Venise ou la lamentation des murs – Sylvain Dubois

[Été 1989]


par Sylvain Dubois

Ville suspendue, qui ne peut s’étendre hors sa muraille d’eau, hors ses parcelles mesurées de limon. Venise, pleine et transparente, délestée par la présence des flots tandis qu’une main invisible porte le plateau de palais ajourés qui tintent de toutes ses flûtes de colonnes et de ses arcs accordés, Venise n’est pas une ville.

À peine une quintessence de bois, de granit, de colombes.

En son labyrinthe sanguin, elle est l’échange des lieux du corps de l’homme battant falaise de ses contradictions, l’origine de son remugle, l’Histoire qui n’en finit pas de trouver une page même et différente : celle où les lois qui régissent la ville moderne s’y exercent aussi bien que nulle part ailleurs mais qui paraît soulager la cité urbaine de la pesanteur de la terre, de sa rumeur lourde d’industrie, de la sourde érosion humaine sous le taraudage de sa vrille automobile. Dérive urbaine dans le temps, anachronisme monumental et sublime qui paraît tenir les secrets d’une leçon de sagesse humaniste «ad aeternam».

Là où la pierre s’est fait ange.

Ville pétrie et née du négoce médiéval quand les algues diaprées de ses communautés germaniques et juive, albanaise ou turque, persane et grecque venaient la nourrir et l’enrubanner. Tisme chatoyant d’un monde hissant le pavois

de l’humanité convertie à la religion du commerce. Toute population étrangère s’est toujours sentie, ici, l’âme vénitienne. L’échange y faisait là matière, credo.

Errante, la communauté juive trouva en Venise des conditions de vie meilleures que partout ailleurs. Bien avant leur venue, dans le quartier Cannaregio, sur la place d’une ancienne fonderie appelée «Ghetto» — qui veut dire «coulage» — , les juifs s’installèrent dans des bâtisses qui faisaient figure de tour de Babel pour être les seules élévations de plus de deux étages dans la cité splendide au sol peu sûr.
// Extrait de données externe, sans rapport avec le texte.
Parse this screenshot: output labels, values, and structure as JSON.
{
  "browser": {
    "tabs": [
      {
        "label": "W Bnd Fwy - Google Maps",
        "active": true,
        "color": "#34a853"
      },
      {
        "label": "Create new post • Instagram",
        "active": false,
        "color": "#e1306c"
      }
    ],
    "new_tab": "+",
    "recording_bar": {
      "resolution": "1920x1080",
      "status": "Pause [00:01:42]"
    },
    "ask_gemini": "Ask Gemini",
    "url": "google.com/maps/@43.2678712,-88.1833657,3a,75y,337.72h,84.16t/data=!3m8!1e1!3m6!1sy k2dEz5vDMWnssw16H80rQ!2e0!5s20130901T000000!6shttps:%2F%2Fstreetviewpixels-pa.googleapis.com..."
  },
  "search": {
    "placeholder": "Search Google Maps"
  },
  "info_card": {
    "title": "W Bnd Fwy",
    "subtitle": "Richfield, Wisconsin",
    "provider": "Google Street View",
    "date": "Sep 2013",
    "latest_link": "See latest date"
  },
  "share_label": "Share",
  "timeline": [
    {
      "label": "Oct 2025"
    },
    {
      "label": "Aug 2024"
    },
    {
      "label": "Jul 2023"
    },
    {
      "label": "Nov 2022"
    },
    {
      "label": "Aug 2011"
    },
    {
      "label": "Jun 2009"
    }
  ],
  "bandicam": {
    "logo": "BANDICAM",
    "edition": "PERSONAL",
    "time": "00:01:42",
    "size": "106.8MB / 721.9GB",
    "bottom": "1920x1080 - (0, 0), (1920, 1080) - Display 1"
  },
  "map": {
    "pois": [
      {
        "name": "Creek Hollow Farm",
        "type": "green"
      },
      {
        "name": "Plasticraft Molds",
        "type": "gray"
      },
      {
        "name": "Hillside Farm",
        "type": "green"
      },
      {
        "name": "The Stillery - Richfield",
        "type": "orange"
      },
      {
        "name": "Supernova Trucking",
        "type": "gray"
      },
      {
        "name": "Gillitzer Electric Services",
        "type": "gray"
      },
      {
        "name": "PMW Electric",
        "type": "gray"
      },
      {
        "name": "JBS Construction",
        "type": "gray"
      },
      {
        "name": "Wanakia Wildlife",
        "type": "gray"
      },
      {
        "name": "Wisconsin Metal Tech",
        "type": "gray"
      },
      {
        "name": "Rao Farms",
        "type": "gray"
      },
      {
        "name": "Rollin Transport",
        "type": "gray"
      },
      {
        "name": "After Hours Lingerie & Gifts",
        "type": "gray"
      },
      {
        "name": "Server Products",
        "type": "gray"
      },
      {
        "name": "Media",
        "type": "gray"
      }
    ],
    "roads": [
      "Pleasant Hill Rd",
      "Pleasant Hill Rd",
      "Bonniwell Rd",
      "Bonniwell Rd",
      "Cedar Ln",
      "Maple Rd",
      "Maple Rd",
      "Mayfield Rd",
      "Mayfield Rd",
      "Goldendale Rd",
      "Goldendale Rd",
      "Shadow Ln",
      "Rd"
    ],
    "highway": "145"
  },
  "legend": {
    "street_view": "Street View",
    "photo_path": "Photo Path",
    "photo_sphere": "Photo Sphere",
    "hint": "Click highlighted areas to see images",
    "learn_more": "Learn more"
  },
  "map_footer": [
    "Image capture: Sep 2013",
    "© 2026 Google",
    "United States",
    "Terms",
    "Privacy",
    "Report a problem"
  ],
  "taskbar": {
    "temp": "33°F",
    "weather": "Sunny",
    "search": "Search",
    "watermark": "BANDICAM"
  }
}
Lors des grandes épidémies, on consigna les juifs dans leur quartier qui aussitôt étaient mis «en quarantaine». Ainsi, au Moyen Âge, il leur arrive d’être désignés de l’index public et par les lois de l’Église. Ils furent contraints de porter un signe distinctif. Une étoile jaune. Celle de David. Condamnés à ne fréquenter que leurs propres murs. Une terrible tempête aux vagues de pierre se refermait sur eux.

Étoile. Blessure, aux cinq branches sinistres de la désolation! Il advient qu’à Venise, comme partout ailleurs, l’histoire nous ramène sempiternellement à la surface écumante de la vérité, par un mouvement de flux et de reflux, le détritus balloté du cœur humain irrésolu, entre amour et haine, il advint que l’ange à Venise se fit pierre.